A fight is serious business, and a fighting cat will try to stay as far away from its opponent as possible. The closer they are to each other, the greater the chance of getting hurt. If physical contact does occur, claws will be out and teeth will be bared – at that point, it’s no holds barred.
Because part of what makes play fun is the physical contact, cats at play are more likely to spend their time rolling around with each other. They may still begin the session with a brief staredown and take turns stalking each other, but they’ll tend to remain close together much of the time.
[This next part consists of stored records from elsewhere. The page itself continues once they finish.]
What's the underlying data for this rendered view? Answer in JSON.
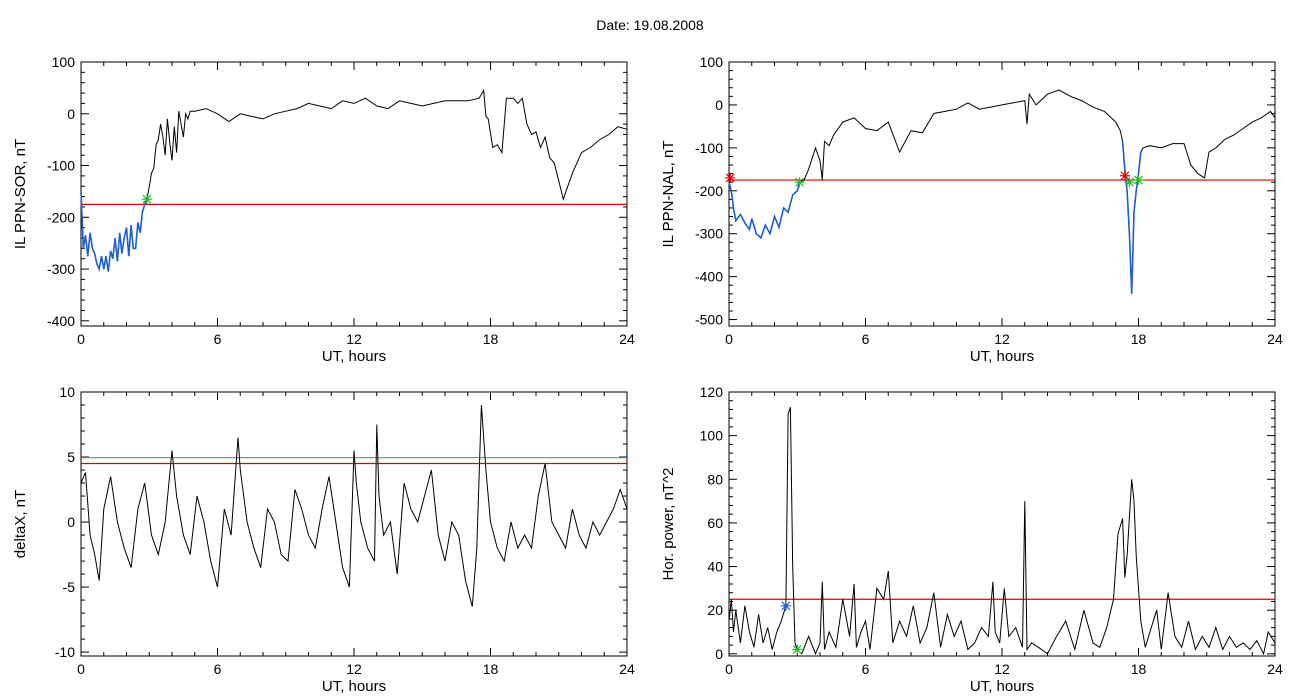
{
  "header": {
    "date_label": "Date:  19.08.2008"
  },
  "colors": {
    "trace": "#000000",
    "threshold": "#dd0000",
    "threshold2": "#3aa0a0",
    "highlight": "#1f5fcf",
    "marker_green": "#22bb22",
    "marker_red": "#dd0000"
  },
  "chart_data": [
    {
      "type": "line",
      "title": "",
      "xlabel": "UT, hours",
      "ylabel": "IL PPN-SOR, nT",
      "xlim": [
        0,
        24
      ],
      "ylim": [
        -410,
        100
      ],
      "xticks": [
        0,
        6,
        12,
        18,
        24
      ],
      "yticks": [
        -400,
        -300,
        -200,
        -100,
        0,
        100
      ],
      "threshold": -175,
      "highlight_range": [
        0,
        2.9
      ],
      "markers": [
        {
          "x": 2.9,
          "y": -165,
          "color": "green"
        }
      ],
      "series": [
        {
          "x": [
            0,
            0.1,
            0.2,
            0.3,
            0.4,
            0.5,
            0.6,
            0.7,
            0.8,
            0.9,
            1.0,
            1.1,
            1.2,
            1.3,
            1.4,
            1.5,
            1.6,
            1.7,
            1.8,
            1.9,
            2.0,
            2.1,
            2.2,
            2.3,
            2.4,
            2.5,
            2.6,
            2.7,
            2.8,
            2.9,
            3.0,
            3.1,
            3.2,
            3.3,
            3.4,
            3.5,
            3.6,
            3.7,
            3.8,
            3.9,
            4.0,
            4.1,
            4.2,
            4.3,
            4.4,
            4.5,
            4.6,
            4.7,
            4.8,
            5.0,
            5.5,
            6.0,
            6.5,
            7.0,
            7.5,
            8.0,
            8.5,
            9.0,
            9.5,
            10.0,
            10.5,
            11.0,
            11.5,
            12.0,
            12.5,
            13.0,
            13.5,
            14.0,
            14.5,
            15.0,
            15.5,
            16.0,
            16.5,
            17.0,
            17.5,
            17.7,
            17.8,
            17.9,
            18.1,
            18.3,
            18.5,
            18.7,
            19.0,
            19.2,
            19.4,
            19.6,
            19.8,
            20.0,
            20.2,
            20.4,
            20.6,
            20.8,
            21.0,
            21.2,
            21.4,
            21.6,
            22.0,
            22.4,
            22.8,
            23.2,
            23.6,
            24.0
          ],
          "values": [
            -150,
            -260,
            -235,
            -275,
            -230,
            -260,
            -270,
            -290,
            -300,
            -275,
            -300,
            -275,
            -305,
            -265,
            -280,
            -240,
            -285,
            -230,
            -270,
            -240,
            -220,
            -275,
            -215,
            -260,
            -260,
            -210,
            -230,
            -190,
            -175,
            -165,
            -140,
            -115,
            -105,
            -60,
            -50,
            -20,
            -45,
            -80,
            -10,
            -55,
            -90,
            -25,
            -75,
            5,
            -20,
            -45,
            0,
            -10,
            5,
            5,
            10,
            0,
            -15,
            0,
            -5,
            -10,
            0,
            5,
            10,
            20,
            15,
            10,
            25,
            20,
            30,
            15,
            10,
            25,
            20,
            15,
            20,
            25,
            25,
            25,
            30,
            45,
            -5,
            -10,
            -65,
            -60,
            -75,
            30,
            30,
            20,
            30,
            -20,
            -40,
            -35,
            -65,
            -45,
            -85,
            -95,
            -130,
            -165,
            -140,
            -115,
            -75,
            -65,
            -50,
            -40,
            -25,
            -30
          ]
        }
      ]
    },
    {
      "type": "line",
      "title": "",
      "xlabel": "UT, hours",
      "ylabel": "IL PPN-NAL, nT",
      "xlim": [
        0,
        24
      ],
      "ylim": [
        -515,
        100
      ],
      "xticks": [
        0,
        6,
        12,
        18,
        24
      ],
      "yticks": [
        -500,
        -400,
        -300,
        -200,
        -100,
        0,
        100
      ],
      "threshold": -175,
      "highlight_ranges": [
        [
          0,
          3.1
        ],
        [
          17.3,
          18.1
        ]
      ],
      "markers": [
        {
          "x": 0.05,
          "y": -170,
          "color": "red"
        },
        {
          "x": 3.1,
          "y": -180,
          "color": "green"
        },
        {
          "x": 17.4,
          "y": -165,
          "color": "red"
        },
        {
          "x": 17.6,
          "y": -180,
          "color": "green"
        },
        {
          "x": 18.0,
          "y": -175,
          "color": "green"
        }
      ],
      "series": [
        {
          "x": [
            0,
            0.1,
            0.2,
            0.3,
            0.5,
            0.7,
            0.9,
            1.0,
            1.2,
            1.4,
            1.6,
            1.8,
            2.0,
            2.2,
            2.4,
            2.6,
            2.8,
            3.0,
            3.1,
            3.3,
            3.5,
            3.8,
            4.0,
            4.1,
            4.2,
            4.4,
            4.6,
            5.0,
            5.5,
            6.0,
            6.5,
            7.0,
            7.5,
            8.0,
            8.5,
            9.0,
            9.5,
            10.0,
            10.5,
            11.0,
            11.5,
            12.0,
            12.5,
            13.0,
            13.1,
            13.2,
            13.5,
            14.0,
            14.5,
            15.0,
            15.5,
            16.0,
            16.5,
            17.0,
            17.2,
            17.3,
            17.4,
            17.5,
            17.6,
            17.7,
            17.8,
            17.9,
            18.0,
            18.1,
            18.2,
            18.5,
            19.0,
            19.5,
            20.0,
            20.3,
            20.6,
            20.9,
            21.1,
            21.4,
            21.8,
            22.2,
            22.6,
            23.0,
            23.4,
            23.8,
            24.0
          ],
          "values": [
            -180,
            -200,
            -240,
            -270,
            -255,
            -275,
            -290,
            -265,
            -300,
            -310,
            -280,
            -300,
            -260,
            -285,
            -240,
            -250,
            -210,
            -200,
            -180,
            -175,
            -150,
            -100,
            -130,
            -175,
            -85,
            -95,
            -70,
            -40,
            -30,
            -55,
            -60,
            -40,
            -110,
            -60,
            -65,
            -20,
            -15,
            -10,
            5,
            -10,
            -5,
            0,
            5,
            10,
            -45,
            25,
            0,
            25,
            35,
            20,
            10,
            -5,
            -15,
            -40,
            -60,
            -85,
            -150,
            -200,
            -300,
            -440,
            -250,
            -200,
            -160,
            -110,
            -100,
            -95,
            -100,
            -90,
            -90,
            -140,
            -160,
            -170,
            -110,
            -100,
            -80,
            -70,
            -55,
            -40,
            -30,
            -15,
            -30
          ]
        }
      ]
    },
    {
      "type": "line",
      "title": "",
      "xlabel": "UT, hours",
      "ylabel": "deltaX, nT",
      "xlim": [
        0,
        24
      ],
      "ylim": [
        -10.3,
        10
      ],
      "xticks": [
        0,
        6,
        12,
        18,
        24
      ],
      "yticks": [
        -10,
        -5,
        0,
        5,
        10
      ],
      "thresholds": [
        {
          "value": 4.5,
          "color": "red"
        },
        {
          "value": 4.95,
          "color": "teal"
        }
      ],
      "series": [
        {
          "x": [
            0,
            0.2,
            0.4,
            0.6,
            0.8,
            1.0,
            1.3,
            1.6,
            1.9,
            2.2,
            2.5,
            2.8,
            3.1,
            3.4,
            3.7,
            4.0,
            4.2,
            4.5,
            4.8,
            5.1,
            5.4,
            5.7,
            6.0,
            6.3,
            6.6,
            6.9,
            7.0,
            7.3,
            7.6,
            7.9,
            8.2,
            8.5,
            8.8,
            9.1,
            9.4,
            9.7,
            10.0,
            10.3,
            10.6,
            10.9,
            11.2,
            11.5,
            11.8,
            12.0,
            12.1,
            12.3,
            12.6,
            12.9,
            13.0,
            13.1,
            13.3,
            13.6,
            13.9,
            14.2,
            14.5,
            14.8,
            15.1,
            15.4,
            15.7,
            16.0,
            16.3,
            16.6,
            16.9,
            17.2,
            17.4,
            17.6,
            17.8,
            18.0,
            18.3,
            18.6,
            18.9,
            19.2,
            19.5,
            19.8,
            20.1,
            20.4,
            20.7,
            21.0,
            21.3,
            21.6,
            21.9,
            22.2,
            22.5,
            22.8,
            23.1,
            23.4,
            23.7,
            24.0
          ],
          "values": [
            3,
            3.8,
            -1,
            -2.5,
            -4.5,
            1,
            3.5,
            0,
            -2,
            -3.5,
            1,
            3,
            -1,
            -2.5,
            0,
            5.5,
            2,
            -1,
            -2.5,
            2,
            0,
            -3,
            -5,
            1,
            -1,
            6.5,
            4,
            0,
            -2,
            -3.5,
            1,
            0,
            -2.5,
            -3,
            2.5,
            1,
            -1,
            -2,
            1,
            3.5,
            0,
            -3.5,
            -5,
            5.5,
            3,
            0,
            -2,
            -3,
            7.5,
            2,
            -1,
            0,
            -4,
            3,
            1,
            0,
            2,
            4,
            -1,
            -3,
            0,
            -1,
            -4.5,
            -6.5,
            -2,
            9,
            4,
            0,
            -2,
            -3,
            0,
            -2,
            -1,
            -2,
            2,
            4.5,
            0,
            -1,
            -2,
            1,
            -1,
            -2,
            0,
            -1,
            0,
            1,
            2.5,
            1
          ]
        }
      ]
    },
    {
      "type": "line",
      "title": "",
      "xlabel": "UT, hours",
      "ylabel": "Hor. power, nT^2",
      "xlim": [
        0,
        24
      ],
      "ylim": [
        -1,
        120
      ],
      "xticks": [
        0,
        6,
        12,
        18,
        24
      ],
      "yticks": [
        0,
        20,
        40,
        60,
        80,
        100,
        120
      ],
      "threshold": 25,
      "markers": [
        {
          "x": 2.5,
          "y": 22,
          "color": "blue"
        },
        {
          "x": 3.0,
          "y": 2,
          "color": "green"
        }
      ],
      "series": [
        {
          "x": [
            0,
            0.1,
            0.2,
            0.3,
            0.5,
            0.7,
            0.9,
            1.1,
            1.3,
            1.5,
            1.7,
            1.9,
            2.1,
            2.3,
            2.5,
            2.6,
            2.7,
            2.8,
            2.9,
            3.0,
            3.2,
            3.5,
            3.8,
            4.0,
            4.1,
            4.2,
            4.4,
            4.7,
            5.0,
            5.3,
            5.5,
            5.6,
            5.8,
            6.0,
            6.2,
            6.5,
            6.8,
            7.0,
            7.2,
            7.5,
            7.8,
            8.1,
            8.4,
            8.7,
            9.0,
            9.3,
            9.6,
            9.9,
            10.2,
            10.5,
            10.8,
            11.1,
            11.4,
            11.6,
            11.7,
            11.9,
            12.1,
            12.3,
            12.6,
            12.9,
            13.0,
            13.1,
            13.3,
            13.6,
            14.0,
            14.4,
            14.8,
            15.2,
            15.6,
            16.0,
            16.3,
            16.6,
            16.9,
            17.1,
            17.3,
            17.4,
            17.5,
            17.7,
            17.8,
            17.9,
            18.1,
            18.3,
            18.5,
            18.8,
            19.0,
            19.3,
            19.6,
            19.9,
            20.2,
            20.5,
            20.8,
            21.1,
            21.4,
            21.7,
            22.0,
            22.3,
            22.6,
            22.9,
            23.2,
            23.5,
            23.7,
            24.0
          ],
          "values": [
            15,
            25,
            10,
            20,
            5,
            22,
            10,
            3,
            18,
            5,
            12,
            2,
            10,
            15,
            22,
            110,
            113,
            40,
            5,
            2,
            0,
            8,
            0,
            5,
            33,
            2,
            10,
            3,
            25,
            8,
            32,
            3,
            10,
            15,
            2,
            30,
            25,
            38,
            5,
            15,
            8,
            22,
            5,
            12,
            28,
            3,
            18,
            8,
            15,
            2,
            5,
            12,
            8,
            33,
            10,
            5,
            30,
            8,
            12,
            3,
            70,
            2,
            5,
            3,
            0,
            8,
            15,
            2,
            20,
            5,
            3,
            12,
            25,
            55,
            62,
            35,
            45,
            80,
            70,
            45,
            15,
            3,
            10,
            20,
            2,
            28,
            8,
            3,
            15,
            2,
            8,
            3,
            12,
            2,
            8,
            3,
            5,
            2,
            6,
            0,
            10,
            5
          ]
        }
      ]
    }
  ]
}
If they’re not actively wrestling, they’ll at least be close enough to swat at each other (claws sheathed, of course) or pounce on top of one another.
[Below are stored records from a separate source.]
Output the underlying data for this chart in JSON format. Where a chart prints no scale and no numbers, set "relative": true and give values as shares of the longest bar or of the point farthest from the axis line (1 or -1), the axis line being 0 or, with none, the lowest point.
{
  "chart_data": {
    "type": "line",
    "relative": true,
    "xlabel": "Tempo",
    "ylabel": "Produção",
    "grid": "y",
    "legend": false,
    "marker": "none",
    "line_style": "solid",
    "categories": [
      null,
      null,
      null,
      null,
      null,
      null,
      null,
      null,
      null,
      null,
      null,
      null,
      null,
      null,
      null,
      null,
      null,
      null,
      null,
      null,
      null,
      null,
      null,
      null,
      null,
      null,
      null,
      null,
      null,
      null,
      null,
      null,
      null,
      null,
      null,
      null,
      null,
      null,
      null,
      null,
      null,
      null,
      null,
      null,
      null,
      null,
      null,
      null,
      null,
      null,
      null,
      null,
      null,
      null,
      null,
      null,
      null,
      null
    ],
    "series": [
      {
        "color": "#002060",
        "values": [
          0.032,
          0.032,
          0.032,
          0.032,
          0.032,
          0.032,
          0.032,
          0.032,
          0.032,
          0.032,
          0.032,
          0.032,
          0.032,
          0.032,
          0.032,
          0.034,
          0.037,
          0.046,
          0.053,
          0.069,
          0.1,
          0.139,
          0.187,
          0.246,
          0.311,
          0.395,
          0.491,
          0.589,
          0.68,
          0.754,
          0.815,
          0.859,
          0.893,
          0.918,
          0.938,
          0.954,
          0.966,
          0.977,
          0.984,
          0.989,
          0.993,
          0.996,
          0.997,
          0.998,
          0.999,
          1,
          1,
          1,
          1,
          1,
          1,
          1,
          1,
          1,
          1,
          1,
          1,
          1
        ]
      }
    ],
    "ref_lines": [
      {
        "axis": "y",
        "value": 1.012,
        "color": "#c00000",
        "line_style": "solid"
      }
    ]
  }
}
In a cat fight, there are no turns: if you have an opportunity to strike, you take it. The fight may not be evenly matched, and one cat may take on the role of aggressor, chasing and cornering its opponent. If one cat seems to be taking a bigger beating than the other, it’s likely a real fight.
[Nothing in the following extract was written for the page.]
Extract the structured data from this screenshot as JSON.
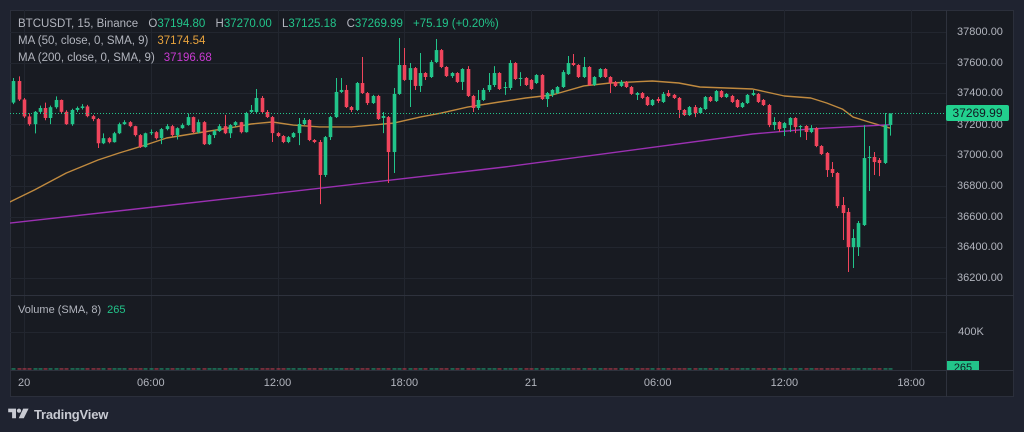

Playing cats seem to have a greater concept of fairness. One may have the upper hand for a round or two, but will then let the other cat take charge. If they engage in a chase, they’ll take turns pursuing one another, rather than one cat continually running for its life from the other.
A fight may also be balanced in this way if the cats are equally skilled, but if they appear to willingly switch off roles, it’s just playtime.
Fighting Words: Vocalizing Intent
The Sounds of Play
Cats at play tend to be quieter than cats at war. They may meow here and there or even purr a little, especially during the rest periods they take in between rounds, but for the most part they’re surprisingly silent except for the thuds of their bodies and paws on the floor.
You may hear a hiss or two during play, and if you do it’s probably a good idea to keep an eye on the cats for a bit, but it’s not necessarily an indicator of a fight. Sometimes roughhousing gets, well, rough, and claws may be inadvertently extended or mouthing may get too toothy. When this happens, the other cat will usually respond with a hiss as a warning to tone it down a bit.
Usually the other cat will take the hint and back off a bit, perhaps letting its partner be the dominant one instead or switching from wrestling to chasing or stalking. In the event that it ignores the hiss and continues being rough, playtime may give way to a real fight.
Going Down Screaming
Fights, on the other hand, can get very noisy indeed. They often start off with hisses and low growls in the standoff phase, then devolve into yowls and screeches when contact is made. If there’s a lot of vocalizing, it’s probably going to get ugly – that is, if it hasn’t already.
Breaking It Up: What to Do When Cats Fight
When you see cats fighting, you’ll probably feel compelled to intervene, but getting physically involved in a cat fight is a bad idea for many reasons. You’re a lot bigger and stronger than a cat, and if you’re moving with force there’s a good chance you could hurt one or both of the cats. With you in the mix, the cats could get confused and injure themselves (or you) unintentionally.
Intervening from a distance is the safest way to break up a cat fight. Try to distract one of the cats with food, treats or toys, or chase one into another room and shut the door. If the cats are already engaged in combat, throwing a towel or blanket over them will sometimes startle them enough that they disengage, allowing you to pick one up in the towel and move it to another room to calm down.
Sometimes the cats are so focused on their battle that no visual or tactile interventions will work. In this case, take advantage of their sensitive hearing by clapping or making another loud noise. This may alarm them enough that they instinctively run away, ending the fight.